Orgasme yang Segera Terjadi Pada Wanita Berhubungan Dengan Kaki Gelisah - ScienceDaily

Ilmuwan mengungkap detail antibodi yang bekerja melawan virus Zika – ScienceDaily


Wabah Zika pada 2015 dan 2016 memiliki dampak jangka panjang pada anak-anak yang ibunya terinfeksi virus saat mereka hamil. Meskipun jumlah infeksi virus Zika telah menurun, yang menurut para ilmuwan mungkin disebabkan oleh kekebalan kawanan di beberapa daerah, masih ada potensi wabah di masa depan. Untuk mencegah wabah tersebut, para ilmuwan ingin memahami bagaimana sistem kekebalan mengenali virus Zika, dengan harapan mengembangkan vaksin untuk melawannya. Shannon Esswein, seorang mahasiswa pascasarjana, dan Pamela Bjorkman, seorang profesor, di California Institute of Technology, memiliki wawasan baru tentang bagaimana antibodi tubuh menempel pada virus Zika. Esswein akan mempresentasikan karyanya, yang telah dipublikasikan di PNAS, pada hari Kamis, 25 Februari pada Pertemuan Tahunan Masyarakat Biofisika ke-65.

Virus Zika adalah sejenis flavivirus, dan anggota famili flavivirus lainnya termasuk virus demam berdarah, West Nile, dan demam kuning.
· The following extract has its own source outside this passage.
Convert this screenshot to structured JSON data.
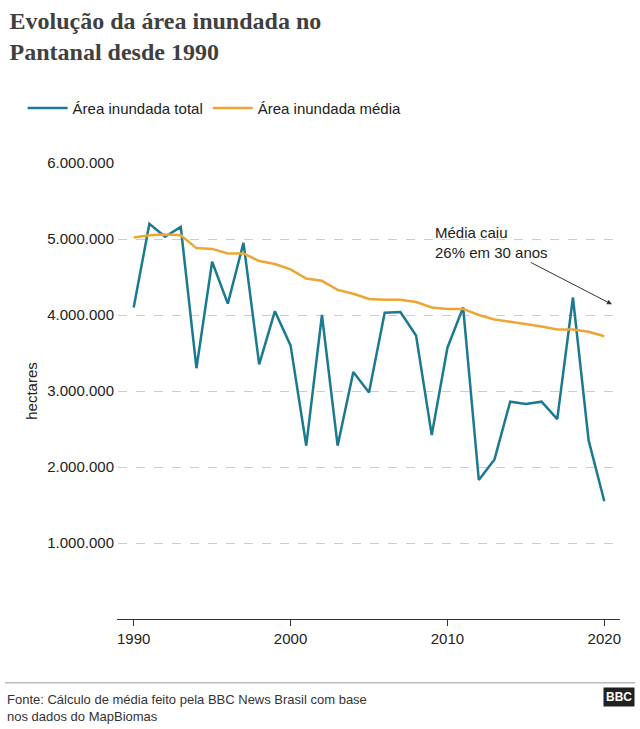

Untuk melindungi dari patogen ini dan patogen lainnya, “kami memiliki kemampuan untuk membuat beragam antibodi, dan jika kami terinfeksi atau divaksinasi, antibodi tersebut mengenali patogen,” kata Esswein. Tetapi kadang-kadang ketika tubuh meningkatkan respons kekebalan terhadap virus flavi, ada kekhawatiran bahwa respons ini dapat membuat orang tersebut lebih sakit jika mereka terinfeksi untuk kedua kalinya. Disebut antibody-dependent enhancement (ADE), ini terjadi ketika antibodi menempel di luar virus tanpa menghalangi kemampuannya untuk menginfeksi sel, yang secara tidak sengaja dapat membantu virus menginfeksi lebih banyak sel dengan membiarkannya memasuki sel yang ditempel oleh antibodi.

Untuk mencegah ADE saat membuat vaksin, penting bagi para ilmuwan untuk memiliki pemahaman terperinci tentang bagaimana antibodi menempel pada virus tertentu. Hal ini sangat penting terutama untuk flavivirus, karena antibodi yang melindungi dari satu flavivirus juga dapat menempel, tetapi tidak melindungi terhadap flavivirus lain, sehingga meningkatkan risiko ADE. Ada kekhawatiran bahwa antibodi yang dihasilkan sebagai respons terhadap vaksin virus Zika dapat memicu ADE jika seseorang kemudian terinfeksi dengue atau virus flavi lain.

Untuk mempelajari respon antibodi terhadap Zika dan flavivirus lainnya, Esswein dan Bjorkman mengamati beberapa antibodi dari darah pasien dari Meksiko dan Brazil. Untuk menemukan antibodi yang mengenali flavivirus, mereka menggunakan bagian luar virus, yang disebut protein envelope domain III. Penelitian sebelumnya menunjukkan bahwa envelope domain III merupakan target penting dari antibodi pelindung yang melawan infeksi flavivirus.

Para peneliti mempelajari bagaimana antibodi tersebut berubah dari waktu ke waktu saat mereka dewasa dan menjadi lebih mampu menempel pada virus Zika, dan juga bagaimana antibodi bereaksi silang dengan flavivirus lain, termasuk empat jenis virus dengue. Mereka menemukan bahwa antibodi Zika juga melekat erat dan bertahan melawan demam berdarah tipe 1, dan dengan lemah menempel pada Nil Barat dan demam berdarah tipe 2 dan 4. “Reaktivitas silang yang lemah dari antibodi ini tampaknya tidak melindungi terhadap flavivirus, tetapi juga tidak menyebabkan ADE, “kata Esswein, menyarankan domain amplop III mungkin berguna untuk membuat vaksin yang aman. Mereka juga menentukan struktur yang menunjukkan bagaimana dua antibodi mengenali Zika dan domain III amplop West Nile.

Bersama-sama, eksperimen tim menunjukkan bagaimana tubuh meningkatkan “respons kekebalan yang kuat terhadap virus Zika,” kata Esswein. Pemahaman mereka tentang antibodi yang terlibat dalam respons imun ini akan membantu menginformasikan strategi desain vaksin.

Sumber Cerita:

Materi disediakan oleh Masyarakat Biofisik. Catatan: Konten dapat diedit untuk gaya dan panjangnya.